South Korean Foreign Minister Kang Kyung-wha said that the ongoing negotiations should proceed within the existing framework, voicing opposition to creating a new clause in the SMA to cover the cost of "operational support" for the U.S. military's deployment of strategic assets to the peninsula.
"Our government's basic position is that the defense cost-sharing negotiations should proceed within the framework of the SMA that we have maintained throughout the past 10 SMA deals," she told a press meeting.
"It is true that the U.S. position, unlike in the past, is demanding a far greater level (of contribution from Seoul)," she said, stressing the need for a whole-of-government strategy for the tough negotiations.
Before his departure for Hawaii, Jeong vowed to ensure that Seoul would shoulder a share that is "possible within the framework of the South Korea-U.S. alliance and from the economic standpoint" in a "reasonable and equitable" way.

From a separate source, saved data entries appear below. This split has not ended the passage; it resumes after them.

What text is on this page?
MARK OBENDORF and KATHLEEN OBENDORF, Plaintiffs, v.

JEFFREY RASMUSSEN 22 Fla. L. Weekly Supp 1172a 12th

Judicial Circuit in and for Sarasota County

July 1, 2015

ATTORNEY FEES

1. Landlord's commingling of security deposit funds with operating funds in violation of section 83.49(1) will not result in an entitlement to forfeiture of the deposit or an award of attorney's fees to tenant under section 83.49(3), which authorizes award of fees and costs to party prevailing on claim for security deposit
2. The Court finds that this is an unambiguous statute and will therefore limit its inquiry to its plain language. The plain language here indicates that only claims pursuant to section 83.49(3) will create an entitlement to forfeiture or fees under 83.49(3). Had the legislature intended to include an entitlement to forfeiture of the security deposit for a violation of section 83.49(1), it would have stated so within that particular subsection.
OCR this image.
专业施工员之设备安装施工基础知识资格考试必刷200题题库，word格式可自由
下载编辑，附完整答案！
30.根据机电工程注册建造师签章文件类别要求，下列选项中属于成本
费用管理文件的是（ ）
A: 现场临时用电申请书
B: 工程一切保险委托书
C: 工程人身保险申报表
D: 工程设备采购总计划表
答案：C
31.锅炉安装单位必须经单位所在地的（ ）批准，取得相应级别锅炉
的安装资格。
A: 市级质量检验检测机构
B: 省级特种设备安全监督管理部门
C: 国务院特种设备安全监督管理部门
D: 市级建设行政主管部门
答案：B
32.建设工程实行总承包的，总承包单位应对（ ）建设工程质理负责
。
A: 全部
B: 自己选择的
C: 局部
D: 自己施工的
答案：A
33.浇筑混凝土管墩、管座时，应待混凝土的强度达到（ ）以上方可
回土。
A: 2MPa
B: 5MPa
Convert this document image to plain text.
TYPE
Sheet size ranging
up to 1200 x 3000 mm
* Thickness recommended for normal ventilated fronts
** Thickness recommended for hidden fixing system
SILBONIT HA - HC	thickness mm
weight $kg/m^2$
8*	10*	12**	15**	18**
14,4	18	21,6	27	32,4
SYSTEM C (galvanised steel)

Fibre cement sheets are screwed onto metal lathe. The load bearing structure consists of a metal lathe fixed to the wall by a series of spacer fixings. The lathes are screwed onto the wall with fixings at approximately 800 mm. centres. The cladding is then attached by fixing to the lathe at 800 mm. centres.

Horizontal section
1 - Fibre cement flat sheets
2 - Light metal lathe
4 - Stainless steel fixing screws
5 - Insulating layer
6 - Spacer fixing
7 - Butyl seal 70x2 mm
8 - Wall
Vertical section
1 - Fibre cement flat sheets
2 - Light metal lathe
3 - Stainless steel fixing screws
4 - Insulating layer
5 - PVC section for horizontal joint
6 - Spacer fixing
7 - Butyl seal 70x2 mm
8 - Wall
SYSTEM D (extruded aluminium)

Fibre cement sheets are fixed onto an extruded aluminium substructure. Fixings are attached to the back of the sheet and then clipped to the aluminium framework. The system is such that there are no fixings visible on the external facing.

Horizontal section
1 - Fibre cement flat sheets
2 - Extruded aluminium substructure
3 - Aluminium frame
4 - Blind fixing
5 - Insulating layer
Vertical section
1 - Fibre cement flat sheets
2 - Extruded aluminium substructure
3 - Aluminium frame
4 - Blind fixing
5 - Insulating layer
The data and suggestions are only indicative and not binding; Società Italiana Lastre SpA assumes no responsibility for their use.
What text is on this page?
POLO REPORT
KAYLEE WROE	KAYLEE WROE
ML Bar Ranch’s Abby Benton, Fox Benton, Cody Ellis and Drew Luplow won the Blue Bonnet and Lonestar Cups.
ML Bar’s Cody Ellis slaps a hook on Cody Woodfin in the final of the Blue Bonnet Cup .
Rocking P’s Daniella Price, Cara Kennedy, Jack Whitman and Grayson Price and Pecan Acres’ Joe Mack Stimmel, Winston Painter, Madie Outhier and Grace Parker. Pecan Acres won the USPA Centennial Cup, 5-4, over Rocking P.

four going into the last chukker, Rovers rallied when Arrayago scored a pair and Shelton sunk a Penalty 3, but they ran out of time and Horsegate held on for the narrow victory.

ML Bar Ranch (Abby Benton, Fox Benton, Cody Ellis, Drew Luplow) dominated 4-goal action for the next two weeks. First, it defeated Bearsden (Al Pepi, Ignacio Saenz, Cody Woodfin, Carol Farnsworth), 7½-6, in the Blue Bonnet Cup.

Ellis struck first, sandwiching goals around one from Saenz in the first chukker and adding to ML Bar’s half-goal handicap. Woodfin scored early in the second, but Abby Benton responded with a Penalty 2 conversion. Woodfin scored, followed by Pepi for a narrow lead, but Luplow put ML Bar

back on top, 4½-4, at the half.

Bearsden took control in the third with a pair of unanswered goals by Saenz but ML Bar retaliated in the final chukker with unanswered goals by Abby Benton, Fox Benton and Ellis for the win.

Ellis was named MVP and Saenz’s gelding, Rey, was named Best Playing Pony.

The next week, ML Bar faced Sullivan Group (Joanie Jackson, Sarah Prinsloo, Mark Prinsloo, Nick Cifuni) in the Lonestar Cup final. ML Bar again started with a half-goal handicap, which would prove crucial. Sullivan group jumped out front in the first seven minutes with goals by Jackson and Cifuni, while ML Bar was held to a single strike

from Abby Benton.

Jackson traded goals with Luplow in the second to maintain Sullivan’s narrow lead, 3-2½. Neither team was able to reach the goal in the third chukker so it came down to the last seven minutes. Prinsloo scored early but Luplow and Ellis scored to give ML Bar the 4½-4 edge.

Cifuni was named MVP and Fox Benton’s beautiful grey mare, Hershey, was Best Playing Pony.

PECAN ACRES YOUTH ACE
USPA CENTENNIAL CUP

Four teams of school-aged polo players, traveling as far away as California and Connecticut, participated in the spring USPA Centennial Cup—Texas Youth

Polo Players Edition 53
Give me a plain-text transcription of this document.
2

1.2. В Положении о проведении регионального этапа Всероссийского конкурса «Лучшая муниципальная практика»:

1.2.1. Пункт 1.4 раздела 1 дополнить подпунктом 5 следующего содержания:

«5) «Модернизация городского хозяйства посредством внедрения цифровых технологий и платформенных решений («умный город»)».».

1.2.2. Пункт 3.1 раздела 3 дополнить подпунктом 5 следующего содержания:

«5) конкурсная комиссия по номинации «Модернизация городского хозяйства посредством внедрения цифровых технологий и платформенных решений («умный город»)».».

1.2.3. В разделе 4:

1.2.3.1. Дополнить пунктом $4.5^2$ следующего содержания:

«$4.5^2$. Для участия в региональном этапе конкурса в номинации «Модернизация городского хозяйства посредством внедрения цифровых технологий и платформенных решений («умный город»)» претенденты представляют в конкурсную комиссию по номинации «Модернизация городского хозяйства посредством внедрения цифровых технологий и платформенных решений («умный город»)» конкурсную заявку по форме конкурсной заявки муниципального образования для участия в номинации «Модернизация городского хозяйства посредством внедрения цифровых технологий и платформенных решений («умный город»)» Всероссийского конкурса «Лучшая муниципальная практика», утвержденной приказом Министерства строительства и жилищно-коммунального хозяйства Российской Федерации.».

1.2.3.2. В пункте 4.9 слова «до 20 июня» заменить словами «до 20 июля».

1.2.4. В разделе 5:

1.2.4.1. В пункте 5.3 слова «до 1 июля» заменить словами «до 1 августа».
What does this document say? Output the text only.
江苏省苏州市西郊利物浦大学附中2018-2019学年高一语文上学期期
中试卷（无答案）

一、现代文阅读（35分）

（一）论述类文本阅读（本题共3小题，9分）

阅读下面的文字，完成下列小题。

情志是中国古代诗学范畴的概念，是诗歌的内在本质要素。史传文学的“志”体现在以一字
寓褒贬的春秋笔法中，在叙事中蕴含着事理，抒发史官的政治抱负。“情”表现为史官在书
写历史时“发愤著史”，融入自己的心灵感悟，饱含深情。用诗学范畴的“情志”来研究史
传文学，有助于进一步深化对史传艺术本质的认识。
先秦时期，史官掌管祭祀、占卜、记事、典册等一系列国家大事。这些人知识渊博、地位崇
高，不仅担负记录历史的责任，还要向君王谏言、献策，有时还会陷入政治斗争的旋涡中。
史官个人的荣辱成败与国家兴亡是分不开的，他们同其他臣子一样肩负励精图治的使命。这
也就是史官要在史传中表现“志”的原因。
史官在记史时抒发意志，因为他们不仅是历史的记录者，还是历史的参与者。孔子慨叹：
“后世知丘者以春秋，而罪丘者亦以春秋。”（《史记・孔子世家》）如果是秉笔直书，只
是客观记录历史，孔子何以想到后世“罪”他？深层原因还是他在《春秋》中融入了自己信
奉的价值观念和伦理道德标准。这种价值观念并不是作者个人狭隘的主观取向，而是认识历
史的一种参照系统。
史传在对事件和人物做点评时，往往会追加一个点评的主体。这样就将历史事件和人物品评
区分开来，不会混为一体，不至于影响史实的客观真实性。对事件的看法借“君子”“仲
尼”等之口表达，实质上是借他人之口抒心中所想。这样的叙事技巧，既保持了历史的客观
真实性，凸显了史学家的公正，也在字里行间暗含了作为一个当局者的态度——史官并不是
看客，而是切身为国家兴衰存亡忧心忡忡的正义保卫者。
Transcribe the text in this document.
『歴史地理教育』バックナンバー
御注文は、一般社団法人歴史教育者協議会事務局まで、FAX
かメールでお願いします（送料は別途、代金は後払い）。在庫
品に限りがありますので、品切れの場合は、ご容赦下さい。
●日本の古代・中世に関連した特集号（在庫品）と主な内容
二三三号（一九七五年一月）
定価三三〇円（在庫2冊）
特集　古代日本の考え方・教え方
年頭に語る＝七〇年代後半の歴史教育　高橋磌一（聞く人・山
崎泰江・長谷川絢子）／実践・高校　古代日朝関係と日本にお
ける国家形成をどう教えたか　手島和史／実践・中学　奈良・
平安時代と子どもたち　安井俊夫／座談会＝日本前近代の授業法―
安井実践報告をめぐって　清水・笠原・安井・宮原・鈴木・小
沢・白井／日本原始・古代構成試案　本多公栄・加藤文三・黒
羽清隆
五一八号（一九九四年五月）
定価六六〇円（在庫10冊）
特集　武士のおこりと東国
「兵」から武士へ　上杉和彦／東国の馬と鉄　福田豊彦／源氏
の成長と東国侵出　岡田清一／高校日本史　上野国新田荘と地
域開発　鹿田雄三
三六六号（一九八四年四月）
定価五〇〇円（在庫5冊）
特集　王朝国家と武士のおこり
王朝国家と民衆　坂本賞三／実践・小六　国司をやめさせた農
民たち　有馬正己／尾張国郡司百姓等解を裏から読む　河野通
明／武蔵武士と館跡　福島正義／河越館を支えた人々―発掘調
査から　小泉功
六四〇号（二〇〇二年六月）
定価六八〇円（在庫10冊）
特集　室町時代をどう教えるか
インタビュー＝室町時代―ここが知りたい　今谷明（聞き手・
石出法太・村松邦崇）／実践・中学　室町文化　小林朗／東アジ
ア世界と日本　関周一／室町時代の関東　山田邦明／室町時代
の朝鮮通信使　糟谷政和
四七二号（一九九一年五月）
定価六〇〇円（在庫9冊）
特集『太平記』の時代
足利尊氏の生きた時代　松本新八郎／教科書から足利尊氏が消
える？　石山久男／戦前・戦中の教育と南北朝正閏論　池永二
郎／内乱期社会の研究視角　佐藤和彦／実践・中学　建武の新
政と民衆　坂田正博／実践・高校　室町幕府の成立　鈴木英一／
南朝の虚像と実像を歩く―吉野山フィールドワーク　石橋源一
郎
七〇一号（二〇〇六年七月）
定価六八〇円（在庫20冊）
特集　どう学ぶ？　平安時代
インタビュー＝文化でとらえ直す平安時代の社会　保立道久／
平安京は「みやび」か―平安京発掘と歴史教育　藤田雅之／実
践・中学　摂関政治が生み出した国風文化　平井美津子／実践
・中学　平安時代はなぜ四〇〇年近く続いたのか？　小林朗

In this week's talks, Seoul and Washington were expected to face off over a series of contentious issues, including the amount of Seoul's payments, the duration of the new SMA and other specific items that will be covered by the cost-sharing arrangement.
This year's SMA requires South Korea to pay 1.04 trillion won (US$886 million), an increase of 8.2 percent from the previous year.
Since 1991, Seoul has shouldered partial costs under the SMA -- for Korean civilians hired by the USFK, the construction of military facilities to maintain the allies' readiness and other forms of support.